Subscribe to enjoy similar stories. New Delhi: The budgetary allocation for the Price Stabilization Fund (PSF), established to build buffer stocks of farm produce and check sudden rises in food prices, may see a marginal increase in the upcoming budget for FY26, with the Department of Consumer Affairs expected to receive an increase of up to 3%, bringing its allocation to ₹10,300 crore, according to two people aware of the matter. This increase for FY26 is aimed at supporting the procurement of pulses, onions, and potatoes for buffer stocks, given the estimated rise in the production of key staple food items.
The government procures pulses such as chana, tur, masur, urad, and whole chana for buffer stocks, either directly from farmers or, in case of crop losses, from imports. “There will be a marginal increase in the budgetary allocation for the Department of Consumer Affairs to support ongoing schemes," said the first person. In addition to the ministry of agriculture, the department also undertakes the procurement of pulses under the PSF to control price volatility of essential commodities.

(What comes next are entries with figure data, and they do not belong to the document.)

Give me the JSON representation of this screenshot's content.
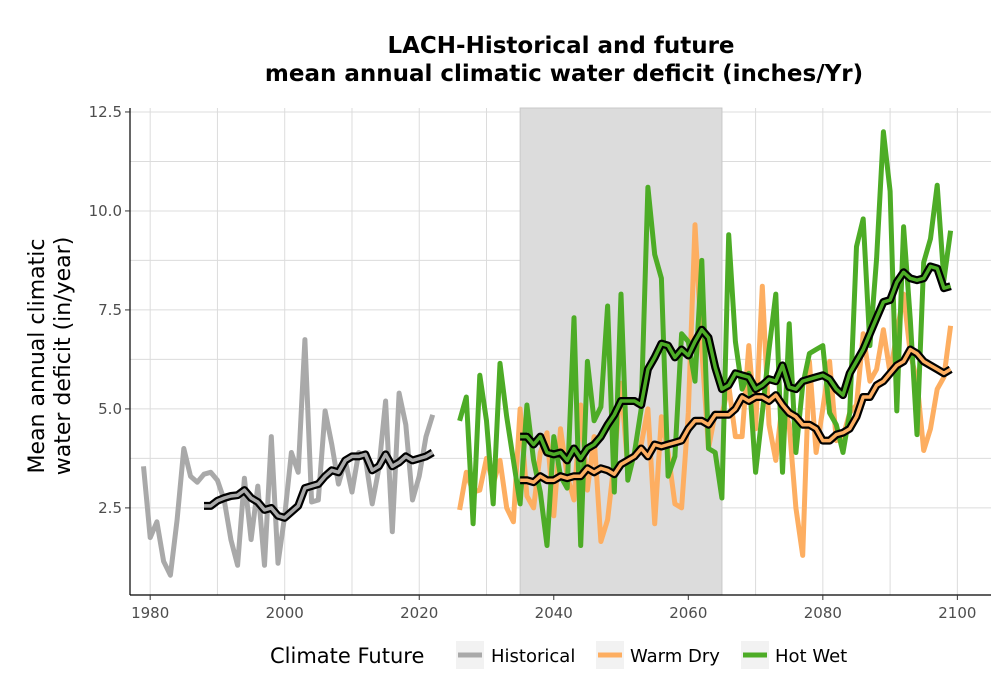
{
  "chart_data": {
    "type": "line",
    "title": [
      "LACH-Historical and future",
      "mean annual climatic water deficit (inches/Yr)"
    ],
    "xlabel": "",
    "ylabel": [
      "Mean annual climatic",
      "water deficit (in/year)"
    ],
    "xlim": [
      1977,
      2105
    ],
    "ylim": [
      0.3,
      12.6
    ],
    "x_ticks": [
      1980,
      2000,
      2020,
      2040,
      2060,
      2080,
      2100
    ],
    "y_ticks": [
      2.5,
      5.0,
      7.5,
      10.0,
      12.5
    ],
    "y_tick_labels": [
      "2.5",
      "5.0",
      "7.5",
      "10.0",
      "12.5"
    ],
    "shaded_period": [
      2035,
      2065
    ],
    "grid": true,
    "legend": {
      "title": "Climate Future",
      "placement": "bottom",
      "entries": [
        "Historical",
        "Warm Dry",
        "Hot Wet"
      ]
    },
    "colors": {
      "Historical": "#a9a9a9",
      "Warm Dry": "#fdae61",
      "Hot Wet": "#4dac26",
      "shade": "#dcdcdc",
      "smooth_outline": "#000000"
    },
    "series": [
      {
        "name": "Historical",
        "x": [
          1979,
          1980,
          1981,
          1982,
          1983,
          1984,
          1985,
          1986,
          1987,
          1988,
          1989,
          1990,
          1991,
          1992,
          1993,
          1994,
          1995,
          1996,
          1997,
          1998,
          1999,
          2000,
          2001,
          2002,
          2003,
          2004,
          2005,
          2006,
          2007,
          2008,
          2009,
          2010,
          2011,
          2012,
          2013,
          2014,
          2015,
          2016,
          2017,
          2018,
          2019,
          2020,
          2021,
          2022
        ],
        "values": [
          3.55,
          1.75,
          2.15,
          1.15,
          0.8,
          2.2,
          4.0,
          3.3,
          3.15,
          3.35,
          3.4,
          3.2,
          2.7,
          1.7,
          1.05,
          3.25,
          1.7,
          3.05,
          1.05,
          4.3,
          1.1,
          2.3,
          3.9,
          3.4,
          6.75,
          2.65,
          2.7,
          4.95,
          4.1,
          3.1,
          3.7,
          2.9,
          3.9,
          3.75,
          2.6,
          3.5,
          5.2,
          1.9,
          5.4,
          4.6,
          2.7,
          3.3,
          4.3,
          4.85
        ],
        "smooth_x": [
          1988,
          1989,
          1990,
          1991,
          1992,
          1993,
          1994,
          1995,
          1996,
          1997,
          1998,
          1999,
          2000,
          2001,
          2002,
          2003,
          2004,
          2005,
          2006,
          2007,
          2008,
          2009,
          2010,
          2011,
          2012,
          2013,
          2014,
          2015,
          2016,
          2017,
          2018,
          2019,
          2020,
          2021,
          2022
        ],
        "smooth_values": [
          2.55,
          2.55,
          2.68,
          2.75,
          2.8,
          2.82,
          2.95,
          2.75,
          2.65,
          2.45,
          2.5,
          2.3,
          2.25,
          2.4,
          2.55,
          3.0,
          3.05,
          3.1,
          3.3,
          3.45,
          3.4,
          3.7,
          3.8,
          3.8,
          3.85,
          3.45,
          3.55,
          3.85,
          3.55,
          3.65,
          3.8,
          3.7,
          3.75,
          3.8,
          3.9
        ]
      },
      {
        "name": "Warm Dry",
        "x": [
          2026,
          2027,
          2028,
          2029,
          2030,
          2031,
          2032,
          2033,
          2034,
          2035,
          2036,
          2037,
          2038,
          2039,
          2040,
          2041,
          2042,
          2043,
          2044,
          2045,
          2046,
          2047,
          2048,
          2049,
          2050,
          2051,
          2052,
          2053,
          2054,
          2055,
          2056,
          2057,
          2058,
          2059,
          2060,
          2061,
          2062,
          2063,
          2064,
          2065,
          2066,
          2067,
          2068,
          2069,
          2070,
          2071,
          2072,
          2073,
          2074,
          2075,
          2076,
          2077,
          2078,
          2079,
          2080,
          2081,
          2082,
          2083,
          2084,
          2085,
          2086,
          2087,
          2088,
          2089,
          2090,
          2091,
          2092,
          2093,
          2094,
          2095,
          2096,
          2097,
          2098,
          2099
        ],
        "values": [
          2.45,
          3.4,
          2.9,
          2.95,
          3.75,
          3.1,
          3.7,
          2.5,
          2.15,
          5.0,
          2.8,
          2.5,
          3.9,
          4.4,
          2.3,
          4.5,
          3.3,
          2.7,
          5.1,
          2.95,
          4.3,
          1.65,
          2.2,
          3.7,
          5.65,
          3.5,
          3.8,
          4.1,
          5.0,
          2.1,
          4.8,
          3.9,
          2.6,
          2.5,
          4.9,
          9.65,
          6.5,
          4.0,
          4.9,
          4.85,
          5.6,
          4.3,
          4.3,
          6.6,
          4.5,
          8.1,
          4.6,
          3.7,
          5.2,
          4.6,
          2.5,
          1.3,
          6.2,
          3.9,
          5.0,
          6.2,
          4.2,
          4.3,
          4.9,
          5.1,
          6.9,
          5.7,
          6.0,
          7.0,
          5.9,
          6.9,
          7.9,
          6.4,
          5.7,
          3.95,
          4.5,
          5.5,
          5.8,
          7.1
        ],
        "smooth_x": [
          2035,
          2036,
          2037,
          2038,
          2039,
          2040,
          2041,
          2042,
          2043,
          2044,
          2045,
          2046,
          2047,
          2048,
          2049,
          2050,
          2051,
          2052,
          2053,
          2054,
          2055,
          2056,
          2057,
          2058,
          2059,
          2060,
          2061,
          2062,
          2063,
          2064,
          2065,
          2066,
          2067,
          2068,
          2069,
          2070,
          2071,
          2072,
          2073,
          2074,
          2075,
          2076,
          2077,
          2078,
          2079,
          2080,
          2081,
          2082,
          2083,
          2084,
          2085,
          2086,
          2087,
          2088,
          2089,
          2090,
          2091,
          2092,
          2093,
          2094,
          2095,
          2096,
          2097,
          2098,
          2099
        ],
        "smooth_values": [
          3.2,
          3.2,
          3.15,
          3.3,
          3.2,
          3.2,
          3.3,
          3.25,
          3.3,
          3.3,
          3.5,
          3.4,
          3.5,
          3.45,
          3.35,
          3.6,
          3.7,
          3.8,
          4.0,
          3.8,
          4.1,
          4.05,
          4.1,
          4.15,
          4.2,
          4.5,
          4.7,
          4.7,
          4.6,
          4.85,
          4.85,
          4.85,
          5.0,
          5.3,
          5.2,
          5.3,
          5.3,
          5.2,
          5.35,
          5.1,
          4.9,
          4.8,
          4.6,
          4.6,
          4.5,
          4.2,
          4.2,
          4.35,
          4.4,
          4.5,
          4.8,
          5.3,
          5.3,
          5.6,
          5.7,
          5.9,
          6.1,
          6.2,
          6.5,
          6.4,
          6.2,
          6.1,
          6.0,
          5.9,
          6.0
        ]
      },
      {
        "name": "Hot Wet",
        "x": [
          2026,
          2027,
          2028,
          2029,
          2030,
          2031,
          2032,
          2033,
          2034,
          2035,
          2036,
          2037,
          2038,
          2039,
          2040,
          2041,
          2042,
          2043,
          2044,
          2045,
          2046,
          2047,
          2048,
          2049,
          2050,
          2051,
          2052,
          2053,
          2054,
          2055,
          2056,
          2057,
          2058,
          2059,
          2060,
          2061,
          2062,
          2063,
          2064,
          2065,
          2066,
          2067,
          2068,
          2069,
          2070,
          2071,
          2072,
          2073,
          2074,
          2075,
          2076,
          2077,
          2078,
          2079,
          2080,
          2081,
          2082,
          2083,
          2084,
          2085,
          2086,
          2087,
          2088,
          2089,
          2090,
          2091,
          2092,
          2093,
          2094,
          2095,
          2096,
          2097,
          2098,
          2099
        ],
        "values": [
          4.7,
          5.3,
          2.1,
          5.85,
          4.7,
          2.6,
          6.15,
          4.8,
          3.7,
          2.6,
          5.1,
          3.7,
          2.9,
          1.55,
          4.3,
          3.3,
          3.0,
          7.3,
          1.55,
          6.2,
          4.7,
          5.05,
          7.6,
          2.9,
          7.9,
          3.2,
          3.9,
          5.0,
          10.6,
          8.9,
          8.3,
          3.3,
          3.8,
          6.9,
          6.7,
          5.7,
          8.75,
          4.0,
          3.9,
          2.75,
          9.4,
          6.7,
          5.5,
          5.9,
          3.4,
          4.9,
          6.5,
          7.9,
          3.4,
          7.15,
          3.9,
          5.6,
          6.4,
          6.5,
          6.6,
          4.9,
          4.6,
          3.9,
          4.9,
          9.1,
          9.8,
          6.6,
          8.8,
          12.0,
          10.5,
          4.95,
          9.6,
          7.25,
          4.35,
          8.7,
          9.3,
          10.65,
          8.25,
          9.5
        ],
        "smooth_x": [
          2035,
          2036,
          2037,
          2038,
          2039,
          2040,
          2041,
          2042,
          2043,
          2044,
          2045,
          2046,
          2047,
          2048,
          2049,
          2050,
          2051,
          2052,
          2053,
          2054,
          2055,
          2056,
          2057,
          2058,
          2059,
          2060,
          2061,
          2062,
          2063,
          2064,
          2065,
          2066,
          2067,
          2068,
          2069,
          2070,
          2071,
          2072,
          2073,
          2074,
          2075,
          2076,
          2077,
          2078,
          2079,
          2080,
          2081,
          2082,
          2083,
          2084,
          2085,
          2086,
          2087,
          2088,
          2089,
          2090,
          2091,
          2092,
          2093,
          2094,
          2095,
          2096,
          2097,
          2098,
          2099
        ],
        "smooth_values": [
          4.3,
          4.3,
          4.1,
          4.3,
          3.9,
          3.85,
          3.9,
          3.7,
          4.0,
          3.75,
          4.0,
          4.1,
          4.3,
          4.6,
          4.85,
          5.2,
          5.2,
          5.2,
          5.1,
          6.0,
          6.3,
          6.65,
          6.6,
          6.3,
          6.5,
          6.35,
          6.7,
          7.0,
          6.8,
          6.05,
          5.5,
          5.6,
          5.9,
          5.85,
          5.8,
          5.5,
          5.6,
          5.75,
          5.7,
          6.1,
          5.55,
          5.5,
          5.7,
          5.75,
          5.8,
          5.85,
          5.75,
          5.5,
          5.35,
          5.9,
          6.2,
          6.5,
          6.9,
          7.3,
          7.7,
          7.75,
          8.2,
          8.45,
          8.3,
          8.25,
          8.3,
          8.6,
          8.55,
          8.05,
          8.1
        ]
      }
    ]
  }
}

Schemes like selling discounted pulses under the Bharat Dal brand are operated by the department, utilizing PSF funds for their implementation, the person added. The 100% procurement of pulses is part of the government’s commitment to encourage farmers to grow more pulses and reduce the dependence on imports. India’s pulse production has been declining in recent years, hindering the country’s goal of becoming self-reliant in pulses by 2027.